Director: Billy Wilder
Starring: Charles Laughton, Marlene Dietrich, Tyrone Power
It doesn’t get much better than this: a well-constructed courtroom drama with a great twist (crafted by Agatha Christie, no less), Charles Laughton, Marlene Dietrich, and Billy Wilder. I've seen this movie a few times and each time I find myself falling in love with it all over again. It's the mark of a good mystery that even when you know the secret, you can still feel excited watching the revelation play out again.
Charles Laughton stars as Sir Wilfred Robarts, a celebrated barrister recovering from a heart attack and now saddled with a bossy nurse (Elsa Lanchester) who is determined to break him of all his bad habits and make sure that he gets the rest he needs. However no sooner is Wilfred back home than a case comes to him that proves to be irresistible: Leonard Vole (Tyrone Power) is accused of romancing and then murdering a wealthy older woman – a crime which he insists he didn’t commit.
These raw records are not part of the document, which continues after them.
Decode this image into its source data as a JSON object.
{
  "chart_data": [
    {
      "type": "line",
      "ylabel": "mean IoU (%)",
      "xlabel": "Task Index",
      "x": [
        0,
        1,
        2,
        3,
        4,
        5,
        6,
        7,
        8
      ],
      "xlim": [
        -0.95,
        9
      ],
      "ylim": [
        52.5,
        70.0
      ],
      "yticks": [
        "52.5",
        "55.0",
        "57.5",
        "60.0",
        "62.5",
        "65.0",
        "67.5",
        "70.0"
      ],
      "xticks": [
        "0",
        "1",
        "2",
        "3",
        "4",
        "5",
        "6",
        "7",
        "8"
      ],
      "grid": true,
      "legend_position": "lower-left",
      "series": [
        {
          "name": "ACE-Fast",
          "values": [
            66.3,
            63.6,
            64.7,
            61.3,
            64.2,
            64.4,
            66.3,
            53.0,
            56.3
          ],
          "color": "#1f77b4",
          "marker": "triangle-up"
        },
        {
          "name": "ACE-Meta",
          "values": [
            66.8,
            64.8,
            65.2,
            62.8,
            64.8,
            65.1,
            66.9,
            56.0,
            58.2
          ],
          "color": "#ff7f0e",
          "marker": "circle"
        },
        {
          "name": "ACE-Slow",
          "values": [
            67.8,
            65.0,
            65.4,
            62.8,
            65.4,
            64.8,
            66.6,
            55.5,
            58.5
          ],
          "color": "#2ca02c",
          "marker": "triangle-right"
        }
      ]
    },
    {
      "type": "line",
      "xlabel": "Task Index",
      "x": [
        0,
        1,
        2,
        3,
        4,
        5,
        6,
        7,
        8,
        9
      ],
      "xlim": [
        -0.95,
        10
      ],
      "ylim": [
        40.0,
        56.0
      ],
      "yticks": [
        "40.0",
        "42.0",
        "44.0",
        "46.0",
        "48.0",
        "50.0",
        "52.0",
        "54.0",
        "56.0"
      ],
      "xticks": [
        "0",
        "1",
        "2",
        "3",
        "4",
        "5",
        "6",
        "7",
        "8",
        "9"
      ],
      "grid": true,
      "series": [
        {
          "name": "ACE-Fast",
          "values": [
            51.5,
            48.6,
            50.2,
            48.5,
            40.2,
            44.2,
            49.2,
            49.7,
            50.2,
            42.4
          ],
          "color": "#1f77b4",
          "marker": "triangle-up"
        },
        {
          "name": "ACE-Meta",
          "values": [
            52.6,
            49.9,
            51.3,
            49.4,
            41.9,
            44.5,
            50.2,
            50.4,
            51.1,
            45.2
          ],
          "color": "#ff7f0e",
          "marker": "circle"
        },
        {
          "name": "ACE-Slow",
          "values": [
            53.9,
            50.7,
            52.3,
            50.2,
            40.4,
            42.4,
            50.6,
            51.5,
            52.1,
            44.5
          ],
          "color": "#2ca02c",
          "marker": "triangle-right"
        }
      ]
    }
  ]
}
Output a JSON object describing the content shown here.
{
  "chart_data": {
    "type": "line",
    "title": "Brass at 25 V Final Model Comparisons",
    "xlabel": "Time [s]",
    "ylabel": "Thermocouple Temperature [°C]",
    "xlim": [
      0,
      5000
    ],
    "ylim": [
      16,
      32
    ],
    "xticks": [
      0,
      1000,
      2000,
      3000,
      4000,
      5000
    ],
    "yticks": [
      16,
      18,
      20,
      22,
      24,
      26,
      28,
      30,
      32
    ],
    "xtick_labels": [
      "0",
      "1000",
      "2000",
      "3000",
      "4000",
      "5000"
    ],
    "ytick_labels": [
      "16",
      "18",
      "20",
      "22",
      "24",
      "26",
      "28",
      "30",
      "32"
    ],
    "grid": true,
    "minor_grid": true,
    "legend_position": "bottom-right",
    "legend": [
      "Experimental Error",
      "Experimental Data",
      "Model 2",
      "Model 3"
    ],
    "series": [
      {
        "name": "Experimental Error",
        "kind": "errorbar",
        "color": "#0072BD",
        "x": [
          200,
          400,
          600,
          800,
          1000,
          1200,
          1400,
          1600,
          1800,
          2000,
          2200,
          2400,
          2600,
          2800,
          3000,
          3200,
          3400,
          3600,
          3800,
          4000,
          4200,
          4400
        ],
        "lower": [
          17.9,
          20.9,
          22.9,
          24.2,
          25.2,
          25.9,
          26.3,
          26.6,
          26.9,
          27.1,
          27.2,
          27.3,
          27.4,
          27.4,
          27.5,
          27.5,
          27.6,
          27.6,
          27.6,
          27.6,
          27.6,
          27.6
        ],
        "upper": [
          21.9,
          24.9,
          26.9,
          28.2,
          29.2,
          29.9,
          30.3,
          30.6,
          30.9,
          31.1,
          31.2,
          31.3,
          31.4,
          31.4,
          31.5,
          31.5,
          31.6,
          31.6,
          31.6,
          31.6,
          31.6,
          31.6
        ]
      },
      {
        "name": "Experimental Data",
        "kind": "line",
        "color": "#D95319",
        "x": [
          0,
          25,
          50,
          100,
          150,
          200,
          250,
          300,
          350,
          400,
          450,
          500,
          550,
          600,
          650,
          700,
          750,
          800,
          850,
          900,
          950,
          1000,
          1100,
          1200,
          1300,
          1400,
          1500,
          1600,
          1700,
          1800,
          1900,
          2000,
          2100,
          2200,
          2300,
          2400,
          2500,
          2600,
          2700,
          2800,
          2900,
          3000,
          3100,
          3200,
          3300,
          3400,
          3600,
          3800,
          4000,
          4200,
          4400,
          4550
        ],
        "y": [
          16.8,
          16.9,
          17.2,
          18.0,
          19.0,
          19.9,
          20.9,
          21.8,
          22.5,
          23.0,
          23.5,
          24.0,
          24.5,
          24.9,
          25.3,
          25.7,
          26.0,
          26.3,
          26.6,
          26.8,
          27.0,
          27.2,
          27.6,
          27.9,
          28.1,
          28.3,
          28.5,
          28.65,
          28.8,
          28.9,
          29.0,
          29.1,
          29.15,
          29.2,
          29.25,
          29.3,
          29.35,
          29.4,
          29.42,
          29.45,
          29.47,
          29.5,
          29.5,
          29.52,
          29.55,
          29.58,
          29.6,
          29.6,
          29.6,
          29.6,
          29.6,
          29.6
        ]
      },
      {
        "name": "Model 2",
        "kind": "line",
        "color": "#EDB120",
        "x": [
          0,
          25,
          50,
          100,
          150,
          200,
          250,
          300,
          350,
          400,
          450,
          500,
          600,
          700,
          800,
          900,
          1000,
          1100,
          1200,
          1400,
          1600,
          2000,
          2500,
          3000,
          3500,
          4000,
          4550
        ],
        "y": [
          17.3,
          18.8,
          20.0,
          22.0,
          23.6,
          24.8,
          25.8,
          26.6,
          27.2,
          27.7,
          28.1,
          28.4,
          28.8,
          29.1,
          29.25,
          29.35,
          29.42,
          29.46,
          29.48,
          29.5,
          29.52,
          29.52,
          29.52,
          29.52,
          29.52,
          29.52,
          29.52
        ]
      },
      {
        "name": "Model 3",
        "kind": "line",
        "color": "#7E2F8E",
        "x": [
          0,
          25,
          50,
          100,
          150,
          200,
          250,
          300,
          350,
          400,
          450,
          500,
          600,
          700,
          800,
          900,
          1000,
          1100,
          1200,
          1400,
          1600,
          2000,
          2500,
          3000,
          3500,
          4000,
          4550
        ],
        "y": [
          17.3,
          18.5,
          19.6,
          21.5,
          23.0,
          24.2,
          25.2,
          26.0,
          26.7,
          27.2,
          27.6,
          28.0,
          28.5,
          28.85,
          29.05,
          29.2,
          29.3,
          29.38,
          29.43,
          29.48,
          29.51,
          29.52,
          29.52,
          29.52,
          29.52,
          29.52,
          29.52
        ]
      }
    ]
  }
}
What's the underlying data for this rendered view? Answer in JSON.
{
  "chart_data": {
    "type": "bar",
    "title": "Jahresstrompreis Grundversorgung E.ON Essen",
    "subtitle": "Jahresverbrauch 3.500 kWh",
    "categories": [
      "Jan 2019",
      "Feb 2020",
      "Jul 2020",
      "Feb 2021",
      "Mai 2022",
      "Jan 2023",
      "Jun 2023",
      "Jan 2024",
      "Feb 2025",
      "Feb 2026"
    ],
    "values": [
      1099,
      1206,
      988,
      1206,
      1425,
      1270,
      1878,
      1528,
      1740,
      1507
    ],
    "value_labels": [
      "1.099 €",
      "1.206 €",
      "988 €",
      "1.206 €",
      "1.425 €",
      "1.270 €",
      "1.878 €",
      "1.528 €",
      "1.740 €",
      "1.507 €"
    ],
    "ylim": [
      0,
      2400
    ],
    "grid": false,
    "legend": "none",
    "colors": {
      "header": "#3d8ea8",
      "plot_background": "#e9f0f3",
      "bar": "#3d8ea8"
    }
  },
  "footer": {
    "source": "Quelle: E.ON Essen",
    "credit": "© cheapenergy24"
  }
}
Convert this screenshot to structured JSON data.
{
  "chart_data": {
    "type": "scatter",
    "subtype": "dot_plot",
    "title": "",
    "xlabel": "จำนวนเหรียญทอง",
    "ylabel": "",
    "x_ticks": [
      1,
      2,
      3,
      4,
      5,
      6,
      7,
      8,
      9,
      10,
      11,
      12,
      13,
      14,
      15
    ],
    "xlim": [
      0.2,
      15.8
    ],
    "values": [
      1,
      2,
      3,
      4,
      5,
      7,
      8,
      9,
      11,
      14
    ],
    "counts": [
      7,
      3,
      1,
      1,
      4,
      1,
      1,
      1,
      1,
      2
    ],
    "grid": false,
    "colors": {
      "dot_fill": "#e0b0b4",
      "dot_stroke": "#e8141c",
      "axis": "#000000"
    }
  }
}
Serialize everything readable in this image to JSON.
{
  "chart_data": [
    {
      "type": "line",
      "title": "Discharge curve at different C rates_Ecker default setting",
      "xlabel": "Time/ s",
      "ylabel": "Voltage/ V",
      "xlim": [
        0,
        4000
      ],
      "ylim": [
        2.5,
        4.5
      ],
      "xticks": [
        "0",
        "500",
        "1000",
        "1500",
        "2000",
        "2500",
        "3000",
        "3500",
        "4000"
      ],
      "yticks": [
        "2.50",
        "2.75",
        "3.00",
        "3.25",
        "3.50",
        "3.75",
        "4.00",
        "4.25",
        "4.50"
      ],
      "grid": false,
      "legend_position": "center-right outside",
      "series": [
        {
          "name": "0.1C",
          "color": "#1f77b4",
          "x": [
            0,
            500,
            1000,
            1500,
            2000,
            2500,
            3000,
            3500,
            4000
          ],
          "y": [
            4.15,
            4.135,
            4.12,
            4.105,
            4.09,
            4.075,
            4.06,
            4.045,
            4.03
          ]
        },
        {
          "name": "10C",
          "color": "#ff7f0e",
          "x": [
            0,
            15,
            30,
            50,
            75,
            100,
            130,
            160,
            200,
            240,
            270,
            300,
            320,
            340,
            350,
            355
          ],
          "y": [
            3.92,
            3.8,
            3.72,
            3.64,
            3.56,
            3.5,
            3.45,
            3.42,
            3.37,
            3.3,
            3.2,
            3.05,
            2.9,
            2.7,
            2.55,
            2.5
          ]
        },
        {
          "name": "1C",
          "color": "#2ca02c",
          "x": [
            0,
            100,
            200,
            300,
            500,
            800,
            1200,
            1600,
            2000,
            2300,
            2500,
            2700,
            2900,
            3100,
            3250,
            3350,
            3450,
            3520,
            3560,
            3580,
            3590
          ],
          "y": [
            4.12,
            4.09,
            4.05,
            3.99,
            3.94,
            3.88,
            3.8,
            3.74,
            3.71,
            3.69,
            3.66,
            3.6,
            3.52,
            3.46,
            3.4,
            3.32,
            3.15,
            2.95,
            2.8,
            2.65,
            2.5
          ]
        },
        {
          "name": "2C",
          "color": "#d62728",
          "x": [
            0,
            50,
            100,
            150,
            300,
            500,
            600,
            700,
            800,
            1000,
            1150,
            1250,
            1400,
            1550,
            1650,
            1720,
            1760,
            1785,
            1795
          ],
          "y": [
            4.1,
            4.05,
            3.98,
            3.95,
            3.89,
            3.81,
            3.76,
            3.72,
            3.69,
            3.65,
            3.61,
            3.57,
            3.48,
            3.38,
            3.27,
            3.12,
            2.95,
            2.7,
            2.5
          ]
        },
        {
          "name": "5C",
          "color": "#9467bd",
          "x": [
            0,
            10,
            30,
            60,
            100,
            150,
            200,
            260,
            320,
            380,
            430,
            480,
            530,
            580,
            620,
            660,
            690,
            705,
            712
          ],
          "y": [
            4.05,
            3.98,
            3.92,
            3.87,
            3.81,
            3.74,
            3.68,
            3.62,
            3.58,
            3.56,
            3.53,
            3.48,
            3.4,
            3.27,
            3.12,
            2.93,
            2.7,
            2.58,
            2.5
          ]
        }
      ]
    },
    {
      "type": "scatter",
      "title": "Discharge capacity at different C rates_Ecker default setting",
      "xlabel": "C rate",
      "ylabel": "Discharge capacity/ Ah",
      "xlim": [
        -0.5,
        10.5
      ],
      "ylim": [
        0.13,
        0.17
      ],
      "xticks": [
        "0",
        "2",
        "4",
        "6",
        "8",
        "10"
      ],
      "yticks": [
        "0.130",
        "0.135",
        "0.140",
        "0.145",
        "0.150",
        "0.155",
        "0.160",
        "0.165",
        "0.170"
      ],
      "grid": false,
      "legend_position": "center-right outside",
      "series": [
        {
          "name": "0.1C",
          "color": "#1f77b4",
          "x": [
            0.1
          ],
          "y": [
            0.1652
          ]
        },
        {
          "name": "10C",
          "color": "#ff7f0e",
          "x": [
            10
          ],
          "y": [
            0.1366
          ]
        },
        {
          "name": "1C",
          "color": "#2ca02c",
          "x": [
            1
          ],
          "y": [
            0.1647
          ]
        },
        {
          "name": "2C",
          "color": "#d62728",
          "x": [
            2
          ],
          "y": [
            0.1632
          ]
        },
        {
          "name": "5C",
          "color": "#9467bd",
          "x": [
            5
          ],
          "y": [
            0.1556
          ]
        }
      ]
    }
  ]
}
His wife (Marlene Dietrich) backs up his protestations of innocence but does so in a manner which inspires more questions than it answers. It isn’t such a great shock, then, when she turns out to be the prosecution’s surprise witness. What is shocking is what happens next, which I wouldn’t dare reveal.
The joys of this film are myriad and begin with Laughton who brings a sharp intelligence to his crusty character. Whether he’s arguing points of law in the courtroom – which, as a slight aside, occurs with refreshing frequency here; this is easily one of the more realistic courtroom dramas I’ve ever seen – or telling his nurse to “shut up,” he brings a kind of rough charm to the role. If the film consisted entirely of just one long monologue by Laughton, it would still be entirely worth watching, listening to him is that enjoyable.
The other great performance is by Dietrich who appears coolly elegant and wholly detached but is harbouring hidden depths and secrets. Mrs. Vole is a German immigrant, rescued from the post war rubble by Leonard and brought to England for a better life. I’ve long felt that Dietrich is at her best in roles like this one and those she played in Judgment At Nuremberg and A Foreign Affair, where she plays survivors of German post war reconstruction and the filmmakers allow her to hit on subtle notes of xenophobia (part of the reason Wilfred thinks she'd make a bad witness for the defense is her accent and, indeed, the courtroom audience's reaction to her adds credence to that) and misogyny. When she and Leonard meet, she’s performing in a cabaret where the soldiers treat her like she’s up for grabs and later she and Leonard make an agreement to trade coffee for sexual favour – post war reconstruction is never a good time to be a woman, but in none of these roles does Dietrich ever seem desperate. Instead she brings a strength and grace to the roles which make it clear that she’s playing women who will always find a way to survive (one of my favourite movie speeches is her “I kept going” speech from A Foreign Affair).
Laughton earned a well deserved Oscar nomination for his role, while Dietrich was passed over for her great supporting turn (a fact which was, by all accounts, quite devastating to her because she was so convinced that she would be nominated). Both actors absolutely shine, as does Lanchester in her small role. As for Power, he’s never really quite clicked for me in this role, partly because it’s hard to buy him as an Englishman when he makes absolutely no attempt to alter his very American midwest accent. For me, though, Power is the only flaw in an otherwise perfect film.